Alerte spoiler : non.
Le gouvernement fait semblant de croire que le symptôme est la maladie, mais la réalité, c’est que ce n’est pas l’essence qui est trop cher : c’est tout. L’essence est seulement le plus gros problème car c’est une dépense obligatoire pour beaucoup, et qui arrive même en fin de mois : le réservoir ne sait attendre le salaire pour se vider.
Mais si l’immobilier était moins cher, mais si nos salaires étaient plus hauts, mais si la TVA était baissée sur TOUS les produits, mais si se soigner dents et yeux, si les activités des enfants, si les pneus neige devenus obligatoires pour certaines régions, si les repas au self du travail, si la cantine des enfants, si les livres des enfants, si le ciné pour leur faire plaisir à chaque vacances, si l’idée de faire des cadeaux à Noël, si nos assurances et mutuelles, si nos appareils pour communiquer avec nos services publics (téléphones et ordinateurs pour échanger avec l’école, les impôts, tout…) si tout cela coûtait moins cher, les dizaines d’euros en plus à la pompe ne seraient pas un si grand problème.

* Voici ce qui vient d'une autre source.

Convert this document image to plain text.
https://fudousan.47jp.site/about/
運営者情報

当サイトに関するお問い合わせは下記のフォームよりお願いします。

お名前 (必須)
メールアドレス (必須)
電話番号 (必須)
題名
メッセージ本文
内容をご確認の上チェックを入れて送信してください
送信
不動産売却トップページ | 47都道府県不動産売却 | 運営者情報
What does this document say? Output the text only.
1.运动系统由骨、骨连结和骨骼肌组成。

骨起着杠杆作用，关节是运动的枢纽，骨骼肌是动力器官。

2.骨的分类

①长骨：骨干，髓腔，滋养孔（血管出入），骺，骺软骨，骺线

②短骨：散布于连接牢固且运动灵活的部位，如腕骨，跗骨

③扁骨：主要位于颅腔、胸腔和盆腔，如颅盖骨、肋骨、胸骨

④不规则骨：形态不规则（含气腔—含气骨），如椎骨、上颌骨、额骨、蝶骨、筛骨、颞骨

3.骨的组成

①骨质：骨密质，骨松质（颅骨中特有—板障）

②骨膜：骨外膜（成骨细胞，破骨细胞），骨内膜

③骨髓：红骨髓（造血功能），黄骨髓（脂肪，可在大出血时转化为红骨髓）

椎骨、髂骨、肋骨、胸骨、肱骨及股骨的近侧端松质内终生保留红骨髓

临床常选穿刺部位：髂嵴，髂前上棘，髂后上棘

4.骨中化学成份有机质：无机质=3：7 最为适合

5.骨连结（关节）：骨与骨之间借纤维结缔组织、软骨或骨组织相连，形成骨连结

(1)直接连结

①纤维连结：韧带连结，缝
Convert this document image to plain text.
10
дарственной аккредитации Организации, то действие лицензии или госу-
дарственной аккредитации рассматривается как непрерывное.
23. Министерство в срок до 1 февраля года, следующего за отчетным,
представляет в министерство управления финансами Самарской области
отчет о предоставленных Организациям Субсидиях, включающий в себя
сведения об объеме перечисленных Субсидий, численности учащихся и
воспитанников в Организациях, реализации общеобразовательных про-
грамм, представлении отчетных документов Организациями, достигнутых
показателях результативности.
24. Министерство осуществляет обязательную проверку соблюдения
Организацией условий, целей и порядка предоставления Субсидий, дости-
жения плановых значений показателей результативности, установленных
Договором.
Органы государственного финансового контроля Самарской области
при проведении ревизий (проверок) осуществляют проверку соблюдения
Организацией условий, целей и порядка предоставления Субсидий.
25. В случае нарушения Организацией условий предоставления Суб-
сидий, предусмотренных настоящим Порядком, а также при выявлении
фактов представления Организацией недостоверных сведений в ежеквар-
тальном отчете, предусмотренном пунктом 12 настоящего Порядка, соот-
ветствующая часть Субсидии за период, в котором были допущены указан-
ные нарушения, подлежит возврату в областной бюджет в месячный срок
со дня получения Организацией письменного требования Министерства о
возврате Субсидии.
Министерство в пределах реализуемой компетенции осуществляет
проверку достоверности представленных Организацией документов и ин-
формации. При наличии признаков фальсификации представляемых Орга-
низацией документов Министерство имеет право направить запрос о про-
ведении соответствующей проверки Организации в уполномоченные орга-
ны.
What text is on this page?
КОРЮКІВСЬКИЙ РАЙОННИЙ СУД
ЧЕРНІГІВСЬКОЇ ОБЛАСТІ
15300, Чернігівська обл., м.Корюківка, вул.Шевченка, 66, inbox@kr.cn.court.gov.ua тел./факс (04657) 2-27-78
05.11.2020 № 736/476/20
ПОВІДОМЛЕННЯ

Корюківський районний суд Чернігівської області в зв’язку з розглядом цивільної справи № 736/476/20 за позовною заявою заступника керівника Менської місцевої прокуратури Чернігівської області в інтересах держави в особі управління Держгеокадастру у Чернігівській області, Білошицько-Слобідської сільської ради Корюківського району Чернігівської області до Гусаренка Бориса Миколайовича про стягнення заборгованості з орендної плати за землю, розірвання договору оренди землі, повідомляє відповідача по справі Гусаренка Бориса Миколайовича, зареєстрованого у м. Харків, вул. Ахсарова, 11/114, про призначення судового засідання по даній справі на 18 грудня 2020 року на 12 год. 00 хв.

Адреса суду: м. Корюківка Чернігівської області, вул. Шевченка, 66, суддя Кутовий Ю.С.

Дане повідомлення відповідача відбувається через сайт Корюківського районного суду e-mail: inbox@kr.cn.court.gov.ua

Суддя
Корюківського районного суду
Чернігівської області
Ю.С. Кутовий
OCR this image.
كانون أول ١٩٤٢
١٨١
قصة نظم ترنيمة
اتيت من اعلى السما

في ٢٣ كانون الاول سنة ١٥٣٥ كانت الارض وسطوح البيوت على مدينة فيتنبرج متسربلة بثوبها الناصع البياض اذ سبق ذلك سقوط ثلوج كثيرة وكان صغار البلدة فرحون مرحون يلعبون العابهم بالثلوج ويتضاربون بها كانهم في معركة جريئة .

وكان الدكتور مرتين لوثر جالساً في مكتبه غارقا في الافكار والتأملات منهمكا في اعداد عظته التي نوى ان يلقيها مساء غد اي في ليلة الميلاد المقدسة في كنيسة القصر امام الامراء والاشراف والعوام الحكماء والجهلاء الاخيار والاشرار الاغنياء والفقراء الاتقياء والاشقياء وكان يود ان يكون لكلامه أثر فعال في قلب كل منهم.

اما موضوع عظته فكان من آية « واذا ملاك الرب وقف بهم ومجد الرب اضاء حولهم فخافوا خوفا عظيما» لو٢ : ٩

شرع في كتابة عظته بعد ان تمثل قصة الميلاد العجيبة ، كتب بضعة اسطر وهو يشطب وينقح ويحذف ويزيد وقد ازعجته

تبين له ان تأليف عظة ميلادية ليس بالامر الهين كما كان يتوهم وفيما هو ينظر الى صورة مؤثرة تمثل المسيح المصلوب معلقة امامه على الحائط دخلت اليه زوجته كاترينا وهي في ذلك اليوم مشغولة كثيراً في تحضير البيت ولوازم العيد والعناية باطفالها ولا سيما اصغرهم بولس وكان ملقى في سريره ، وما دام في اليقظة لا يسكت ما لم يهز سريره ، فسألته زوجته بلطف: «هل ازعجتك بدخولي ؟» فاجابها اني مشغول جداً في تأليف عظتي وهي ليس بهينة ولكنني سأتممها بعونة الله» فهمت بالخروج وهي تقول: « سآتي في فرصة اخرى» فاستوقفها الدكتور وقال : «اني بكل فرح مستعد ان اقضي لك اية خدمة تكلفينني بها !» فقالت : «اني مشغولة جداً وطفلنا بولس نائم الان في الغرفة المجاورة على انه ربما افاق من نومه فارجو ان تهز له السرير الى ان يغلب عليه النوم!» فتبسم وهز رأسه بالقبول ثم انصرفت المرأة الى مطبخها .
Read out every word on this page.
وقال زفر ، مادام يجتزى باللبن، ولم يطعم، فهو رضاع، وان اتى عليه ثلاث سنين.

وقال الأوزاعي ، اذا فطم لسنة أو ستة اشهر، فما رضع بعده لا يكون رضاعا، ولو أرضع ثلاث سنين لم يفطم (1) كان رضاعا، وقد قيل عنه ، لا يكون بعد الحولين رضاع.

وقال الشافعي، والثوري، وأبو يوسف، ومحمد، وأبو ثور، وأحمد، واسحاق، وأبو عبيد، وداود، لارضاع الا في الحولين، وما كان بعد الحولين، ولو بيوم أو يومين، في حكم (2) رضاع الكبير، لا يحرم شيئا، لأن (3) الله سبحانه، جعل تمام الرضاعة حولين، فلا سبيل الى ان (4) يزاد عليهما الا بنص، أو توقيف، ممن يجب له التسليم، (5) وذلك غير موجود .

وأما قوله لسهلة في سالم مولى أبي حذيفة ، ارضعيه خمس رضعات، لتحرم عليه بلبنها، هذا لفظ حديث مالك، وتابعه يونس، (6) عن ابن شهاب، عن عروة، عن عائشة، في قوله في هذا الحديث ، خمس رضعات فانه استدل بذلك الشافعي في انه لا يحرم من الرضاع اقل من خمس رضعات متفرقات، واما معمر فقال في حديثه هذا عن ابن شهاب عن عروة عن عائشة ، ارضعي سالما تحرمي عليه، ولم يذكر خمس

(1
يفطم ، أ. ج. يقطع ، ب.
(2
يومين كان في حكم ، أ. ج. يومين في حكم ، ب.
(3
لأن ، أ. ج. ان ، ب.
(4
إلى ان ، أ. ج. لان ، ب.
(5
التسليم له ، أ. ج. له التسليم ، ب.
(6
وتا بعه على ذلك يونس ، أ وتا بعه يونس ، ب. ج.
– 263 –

Mais ce n’est pas le cas.
Si ceux qui regardent le prix au litre le font, c’est parce que même avant cette dernière augmentation, c’était dur.
Alors oui, 100€, ça va aider pas mal de monde. Mais pas tout le monde. Ca va aider ceux qui ont du travail, pas ceux qui en cherchent exclus du dispositif. Assignés à résidence, encore. 100€, ça va aussi passer vite. Et cela ne résoudra rien à moyen terme. Mais de cela, le gouvernement n’en a cure : son terme est en avril, il lui faut nous plaire jusqu’au 10 avril, jour où il veut que nous votions à nouveau pour le président qui aura passé le quinquennat à nous dire d’être plus ambitieux (« désirer être millionnaires ») en nous enlevant les moyens de l’être (réforme de l’assurance chômage).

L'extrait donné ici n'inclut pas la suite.